Logo

1. Hukuk Dairesi2024/2885 E. 2025/1474 K.

Yapay Zeka Özeti

Uyuşmazlık: Kadastro çalışması sonucu Hazine adına tescil edilen taşınmazlar üzerindeki zilyetlik iddiasına dayalı tapu iptali ve tescil isteminin, kadastro mahkemesi kararının kesin hükmü nedeniyle reddine ilişkin uyuşmazlık.

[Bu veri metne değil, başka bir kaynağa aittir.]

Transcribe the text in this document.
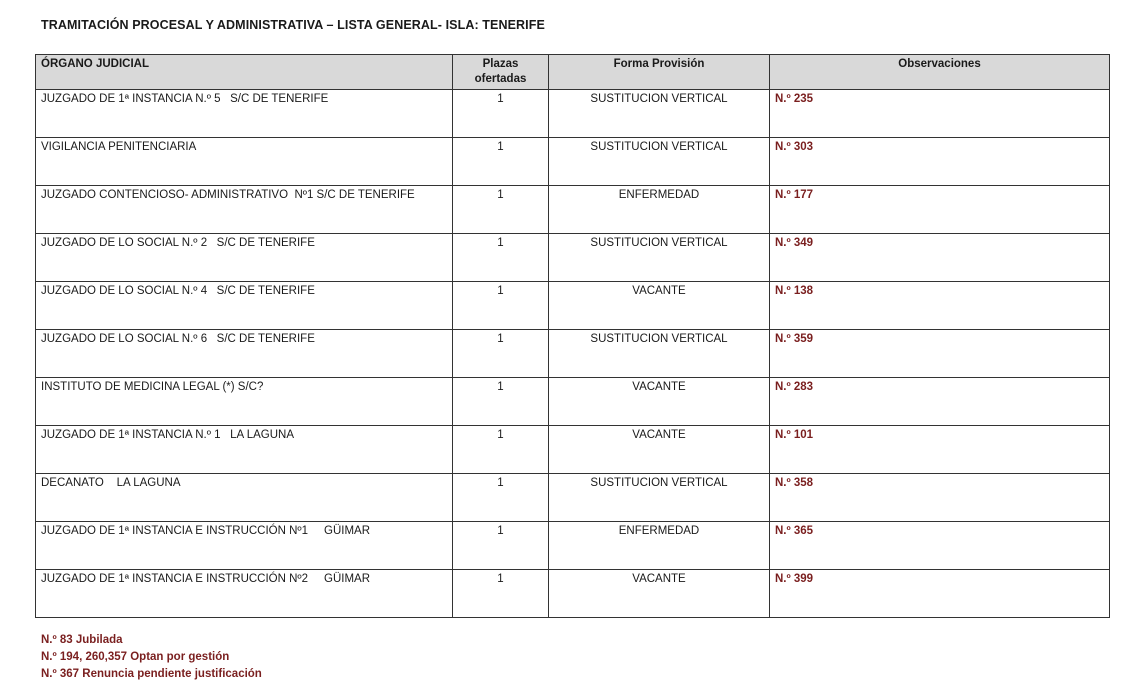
TRAMITACIÓN PROCESAL Y ADMINISTRATIVA – LISTA GENERAL- ISLA: TENERIFE
ÓRGANO JUDICIAL	Plazas ofertadas	Forma Provisión	Observaciones

JUZGADO DE 1ª INSTANCIA N.º 5   S/C DE TENERIFE	1	SUSTITUCION VERTICAL	N.º 235
VIGILANCIA PENITENCIARIA	1	SUSTITUCION VERTICAL	N.º 303
JUZGADO CONTENCIOSO- ADMINISTRATIVO  Nº1 S/C DE TENERIFE	1	ENFERMEDAD	N.º 177
JUZGADO DE LO SOCIAL N.º 2   S/C DE TENERIFE	1	SUSTITUCION VERTICAL	N.º 349
JUZGADO DE LO SOCIAL N.º 4   S/C DE TENERIFE	1	VACANTE	N.º 138
JUZGADO DE LO SOCIAL N.º 6   S/C DE TENERIFE	1	SUSTITUCION VERTICAL	N.º 359
INSTITUTO DE MEDICINA LEGAL (*) S/C?	1	VACANTE	N.º 283
JUZGADO DE 1ª INSTANCIA N.º 1   LA LAGUNA	1	VACANTE	N.º 101
DECANATO    LA LAGUNA	1	SUSTITUCION VERTICAL	N.º 358
JUZGADO DE 1ª INSTANCIA E INSTRUCCIÓN Nº1     GÜIMAR	1	ENFERMEDAD	N.º 365
JUZGADO DE 1ª INSTANCIA E INSTRUCCIÓN Nº2     GÜIMAR	1	VACANTE	N.º 399
N.º 83 Jubilada
N.º 194, 260,357 Optan por gestión
N.º 367 Renuncia pendiente justificación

Gerekçe ve Sonuç: Dava konusu taşınmazlar hakkında daha önce kadastro mahkemesinde verilen ve kesinleşen hükmün, taraflar arasında kesin hüküm oluşturduğu ve bu nedenle tapu iptali ve tescil talebinin kabul edilemeyeceği gözetilerek, Bölge Adliye Mahkemesi kararının onanmasına karar verilmiştir.

Karar Metni

"İçtihat Metni"

MAHKEMESİ : Erzurum Bölge Adliye Mahkemesi 2. Hukuk Dairesi

SAYISI : 2023/1887 E., 2024/290 K.

İLK DERECE MAHKEMESİ : Taşlıçay Asliye Hukuk Mahkemesi

SAYISI : 2023/12 E., 2023/137 K.

Bölge Adliye Mahkemesi kararı davacılar vekili tarafından temyiz edilmekle; kesinlik, süre, temyiz şartı ve diğer usul eksiklikleri yönünden yapılan ön inceleme sonucunda, temyiz dilekçesinin kabulüne karar verildikten ve Tetkik Hâkimi tarafından hazırlanan rapor dinlendikten sonra dosyadaki belgeler incelenip gereği düşünüldü:

I. DAVA

Davacılar vekili; Ağrı ili, Taşlıçay ilçesi, ... köyü, 115 ada 118, 122, 125, 142, 146, 135, 112, 126, 116, 140, 113, 123, 144, 128 ve 130 parsel sayılı çayırların 2006 yılında yapılan kadastro çalışması esnasında başka mirasçılar adına tespit edildiğini, Taşlıçay Malmüdürlüğü tarafından kadastro tespitine itiraz edildiğini ve Kadastro Mahkemesinden, çayır olarak vasıflandırılan bu alanların Kamu Orta Malı olarak yeniden sınıflandırılmasını talep ettiklerini, yapılan yargılama sonucunda davanın diğer mirasçılar aleyhine sonuçlandığını, bu sebeplerden kaynaklı bu davayı açma zorunluluğunun hasıl olduğunu, söz konusu arazinin müvekkillerinin miras bırakanları tarafından uzun zamandan beri çayır olarak kullanıldığını, taşınmazların tarla olarak 40-50 yıl önce kullanıldığını, söz konusu çayırlar üzerinde gerek müvekkillerinin dedeleri ve babaları gerekse müvekkillerinin zilyetliğinin hiçbir niza ve fasılaya uğramaksızın çok eskiden beridir devam ettiğini belirterek Ağrı ili, Taşlıçay ilçesi, ... köyü sınırları içerisinde bulunan, diğer mirasçılar aleyhine sonuçlanıp Hazineye tescil edilmesinin yolsuz olduğunu ve iptal edilerek söz konusu çayırlardan oluşan dava konusu parsellerin müvekkillerinin adına Medeni Kanun'un 713. maddesi gereğince tesciline karar verilmesini istemiş; dava tefrik edilerek Ağrı ili, Taşlıçay ilçesi, ... köyü 115 ada 142, 135, 112, , 116, 140, 113, 123, 144 parsel sayılı taşınmazlar yönünden davaya devam olunmuştur.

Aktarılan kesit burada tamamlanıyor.